Of course, from the perspective of the right wing, the image of a symbolic Emperor who was merely a human stripped of religious character was unreliable. This ideology is epitomized by the phrase in Yukio Mishima's "The Voices of the Heroic Dead": "Why did the Emperor have to become a human?" Would the Emperor increasingly become human, or return to being a god? As an ideological theme for the post-war right wing, this was far more significant than the Northern Territories. In that sense, the future of the Daijosai has continued to hold the highest level of significance for the right wing.
If that is the case, Prince Akishino's public statement in November 2018—that the Daijosai should be conducted as a private ritual of the Imperial Family without using national funds—should have been an incredible bombshell for the right-wing camp. If one considers that the Imperial Family itself expressed an intention to share the fate of post-war democracy and actively block the path to restoration, it strikes at the very foundation of modern Japanese nationalism, the Emperor, and religion. This, too, could have manifested as a massive uproar in this country, like poking a hornet's nest.
But what is the reality?
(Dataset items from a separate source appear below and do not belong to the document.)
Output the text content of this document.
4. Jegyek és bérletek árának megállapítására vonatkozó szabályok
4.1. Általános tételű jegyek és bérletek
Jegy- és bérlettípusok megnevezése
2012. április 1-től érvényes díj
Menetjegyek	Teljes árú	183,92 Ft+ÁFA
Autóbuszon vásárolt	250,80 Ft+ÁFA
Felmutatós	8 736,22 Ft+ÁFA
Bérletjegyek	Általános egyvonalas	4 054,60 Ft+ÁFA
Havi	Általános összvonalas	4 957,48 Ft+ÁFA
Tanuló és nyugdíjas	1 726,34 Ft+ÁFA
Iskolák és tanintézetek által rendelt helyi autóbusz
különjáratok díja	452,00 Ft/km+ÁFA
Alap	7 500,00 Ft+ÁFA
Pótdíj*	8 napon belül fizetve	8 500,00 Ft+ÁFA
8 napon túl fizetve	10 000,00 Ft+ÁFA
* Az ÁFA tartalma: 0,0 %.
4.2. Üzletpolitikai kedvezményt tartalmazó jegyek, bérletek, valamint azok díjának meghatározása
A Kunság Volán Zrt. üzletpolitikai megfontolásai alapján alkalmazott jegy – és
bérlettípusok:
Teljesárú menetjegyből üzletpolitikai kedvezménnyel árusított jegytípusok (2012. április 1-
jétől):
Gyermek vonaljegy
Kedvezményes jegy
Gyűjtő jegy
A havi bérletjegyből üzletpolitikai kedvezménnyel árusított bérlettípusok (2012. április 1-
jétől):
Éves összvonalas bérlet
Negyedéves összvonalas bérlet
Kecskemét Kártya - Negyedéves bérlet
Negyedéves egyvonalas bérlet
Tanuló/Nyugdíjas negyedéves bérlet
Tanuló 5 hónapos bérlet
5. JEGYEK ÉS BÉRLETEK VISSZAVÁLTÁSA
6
Not a single thing that could be called a national debate was aroused. Whether the Daijosai is funded privately or by the state—an issue so significant it might make Yukio Mishima commit seppuku again—no longer draws much interest in this country.
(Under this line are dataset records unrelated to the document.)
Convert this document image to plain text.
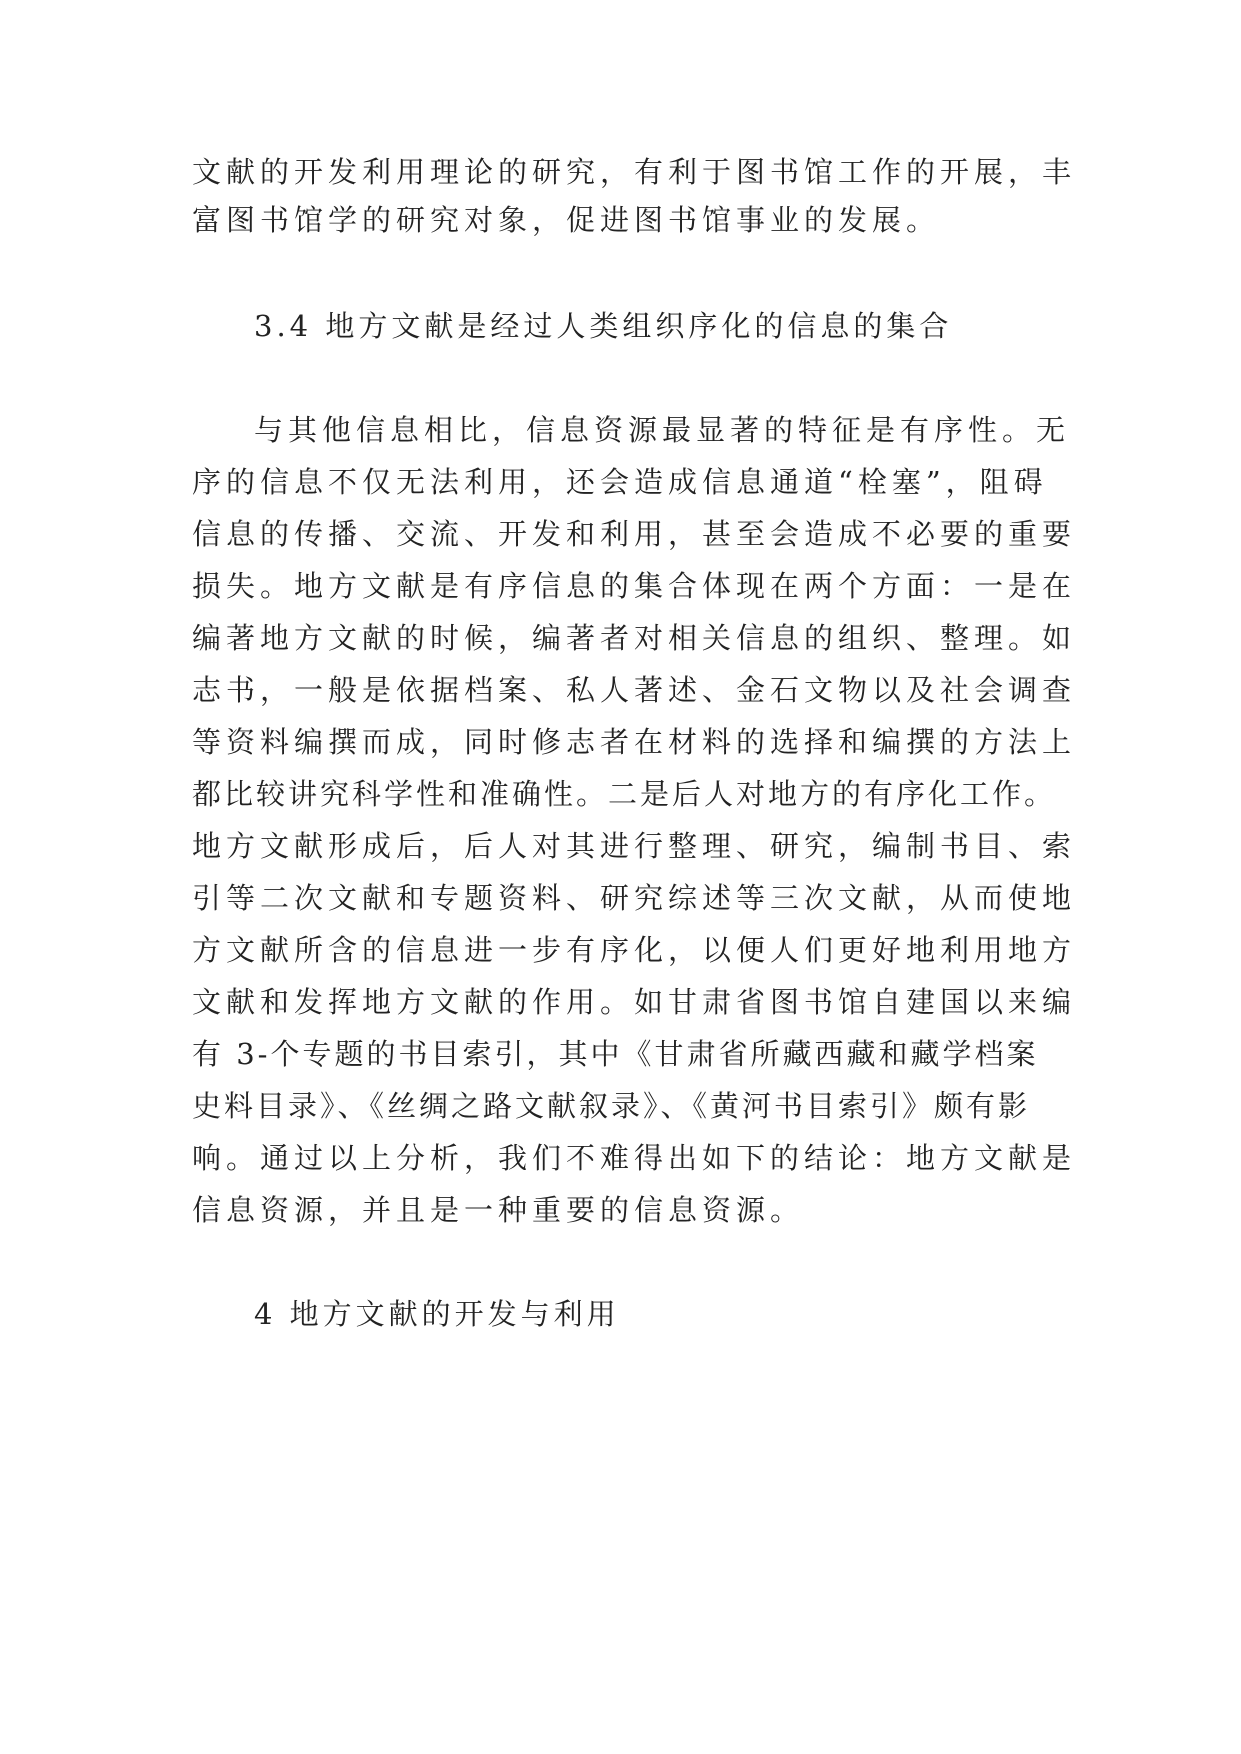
文献的开发利用理论的研究，有利于图书馆工作的开展，丰
富图书馆学的研究对象，促进图书馆事业的发展。
3.4 地方文献是经过人类组织序化的信息的集合
与其他信息相比，信息资源最显著的特征是有序性。无
序的信息不仅无法利用，还会造成信息通道“栓塞”，阻碍
信息的传播、交流、开发和利用，甚至会造成不必要的重要
损失。地方文献是有序信息的集合体现在两个方面：一是在
编著地方文献的时候，编著者对相关信息的组织、整理。如
志书，一般是依据档案、私人著述、金石文物以及社会调查
等资料编撰而成，同时修志者在材料的选择和编撰的方法上
都比较讲究科学性和准确性。二是后人对地方的有序化工作。
地方文献形成后，后人对其进行整理、研究，编制书目、索
引等二次文献和专题资料、研究综述等三次文献，从而使地
方文献所含的信息进一步有序化，以便人们更好地利用地方
文献和发挥地方文献的作用。如甘肃省图书馆自建国以来编
有 3-个专题的书目索引，其中《甘肃省所藏西藏和藏学档案
史料目录》、《丝绸之路文献叙录》、《黄河书目索引》颇有影
响。通过以上分析，我们不难得出如下的结论：地方文献是
信息资源，并且是一种重要的信息资源。
4 地方文献的开发与利用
Did Japan shift to the right during the Heisei era? According to the traditional meaning, not at all. Post-war Japanese right-wing sentiment was rooted in regret and resentment over the defeat in the war. The Northern Territories were seized in the chaos of defeat, and the Emperor was downgraded from a god to a human. The post-war right wing could not have existed without the bitterness born from that defeat.
However, in the end, that is a matter of generations. A person who was 20 years old in 1945 would be 94 in 2019. It is no exaggeration to say that the post-war right wing declined and perished during the Heisei period.
In its place, Heisei gave birth to a new right wing. Instead of repenting for the defeat, people who feel nostalgia for the robust Japan of the high-growth period and expect our country to maintain a strong presence today became the right wing of Heisei. Their interest is not in the historical circumstances surrounding the Northern Territories or the Emperor as a living god, but rather an admiration for the performance of leaders who claim they will stand up to the world and take back a strong Japan today. It is an expectation for the Olympics and World Expos that allow them to reminisce about and vicariously experience the miraculous prosperity of post-war Japan.
Rather than saying Japan shifted to the right during Heisei, it is more accurate to say that a change in generations occurred, and the concept of the "right wing" was transformed.
The defeat in the war has become a distant memory.
*Affiliations and titles are as of the time this magazine was published.